Welby, they said, has “sadly led his House of Bishops to make the recommendations (blessing homosexual unions) knowing that they run contrary to the faith and order of the orthodox provinces in the communion.”

As a result, the leaders of the GSFA continued, the Church of England “has disqualified herself from leading the Communion as the historic ‘Mother’ Church.”

“We pray that our withdrawal of support for him to lead the whole Communion is received by him as an admonishment in love,” the group stated, adding that they can no longer “walk together” with what they called “revisionist provinces.”

On February 9 the Church of England, led by Welby, approved a vote to permit the blessing of same-sex unions while maintaining its teaching that marriage is between one man and one woman.

Included among the signatories of Monday’s letter against the Anglican church is Stephen Kaziimba, the Anglican archbishop in Uganda, who delivered a scorching condemnation of the decision to bless same-sex unions a day after the vote, on February 10.

READ: Anglican Church of Uganda blasts Church of England for decision to ‘bless’ same-sex unions

Kaziimba said the the Church of England “is very good at making contradictory statements and expecting everyone to believe both can be true at the same time. That’s what they have done with this decision. The only significant difference between a wedding and a service of ‘blessing’ is the terminology used. The Church of England insists it is not changing its doctrine of marriage. But, in practice, they are doing precisely that.”

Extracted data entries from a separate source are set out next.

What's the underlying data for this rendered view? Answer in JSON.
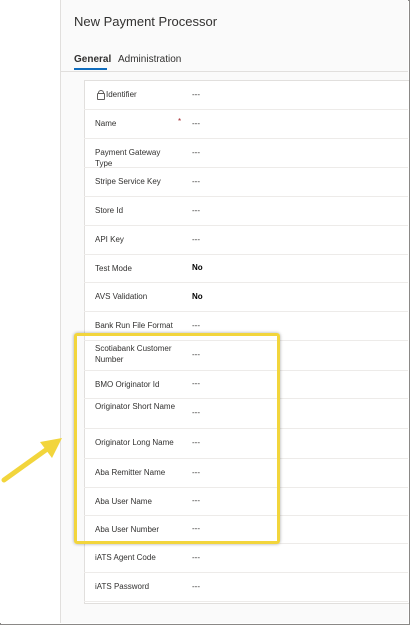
{
  "window": {
    "title": "New Payment Processor"
  },
  "tabs": [
    {
      "label": "General",
      "active": true
    },
    {
      "label": "Administration",
      "active": false
    }
  ],
  "fields": [
    {
      "label": "Identifier",
      "value": "---",
      "locked": true
    },
    {
      "label": "Name",
      "value": "---",
      "required": true,
      "required_mark": "*"
    },
    {
      "label": "Payment Gateway Type",
      "value": "---"
    },
    {
      "label": "Stripe Service Key",
      "value": "---"
    },
    {
      "label": "Store Id",
      "value": "---"
    },
    {
      "label": "API Key",
      "value": "---"
    },
    {
      "label": "Test Mode",
      "value": "No",
      "bold": true
    },
    {
      "label": "AVS Validation",
      "value": "No",
      "bold": true
    },
    {
      "label": "Bank Run File Format",
      "value": "---"
    },
    {
      "label": "Scotiabank Customer Number",
      "value": "---",
      "highlighted": true
    },
    {
      "label": "BMO Originator Id",
      "value": "---",
      "highlighted": true
    },
    {
      "label": "Originator Short Name",
      "value": "---",
      "highlighted": true
    },
    {
      "label": "Originator Long Name",
      "value": "---",
      "highlighted": true
    },
    {
      "label": "Aba Remitter Name",
      "value": "---",
      "highlighted": true
    },
    {
      "label": "Aba User Name",
      "value": "---",
      "highlighted": true
    },
    {
      "label": "Aba User Number",
      "value": "---",
      "highlighted": true
    },
    {
      "label": "iATS Agent Code",
      "value": "---"
    },
    {
      "label": "iATS Password",
      "value": "---"
    }
  ],
  "colors": {
    "accent": "#0f6cbd",
    "highlight": "#f2d53c",
    "arrow": "#f2d53c",
    "required": "#a4262c"
  },
  "icons": {
    "identifier_lock": "lock-icon",
    "callout_arrow": "arrow-icon"
  }
}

Consequently they “are now false teachers,” he said.

On the same day, the primate of Rwanda, Dr. Laurent Mbanda, issued a statement calling the Church of England’s decision the “final nail in the coffin” in his congregation’s relationship with the global head.

So, too, did the Kenyan primate, Jackson Ole Sapit, condemn the decision of the Anglicans to “publicly, unreservedly, and joyfully welcome” same-sex unions into the church’s liturgy.

Slamming the decision as a contradictory attempt to appease both sides on the Anglican same-sex “marriage” debate, Ole Sapit said that it “is ridiculous that the Church of England affirms to remain faithful to the traditional teachings of marriage, yet have sanctioned the so-called prayers of love to be used in their churches to bless unions between persons of same-sex.”

“This is hypocritical and a blatant lie for there is only one truth and not many versions or opinions of it.”

READ: Anglican bishop in Kenya rejects Church of England’s decision to bless same-sex unions

Lambeth Palace, the official residence of the Archbishop of Canterbury, responded to the GSFA leadership. After noting that “deep disagreements that exist across the Anglican Communion on sexuality and marriage are not new,” a spokesman said that “we fully appreciate” the opposition of the bishops, but that “no changes to the formal structures of the Anglican communion can be made unless they are agreed upon” by all the body’s leaders and councils.

“Despite our differences,” the statement continues, “we must find ways to continue walking and working together as followers of Jesus Christ to serve those in need… It remains the Archbishop’s prayer and his call to Anglicans around the Communion.”

In 2021, the Catholic Church’s Congregation for the Doctrine of the Faith (now Dicastery) was asked whether the Church has the “power to give the blessing to unions of persons of the same sex.” In response, the CDF, with the assent of the Pope, called such unions “illicit,” explaining that the Church cannot “impart a blessing on relationships, or partnerships, even stable, that involve sexual activity outside of marriage (i.e., outside the indissoluble union of a man and a woman open in itself to the transmission of life), as is the case of the unions between persons of the same sex.”

God “does not and cannot bless sin,” the congregation affirmed.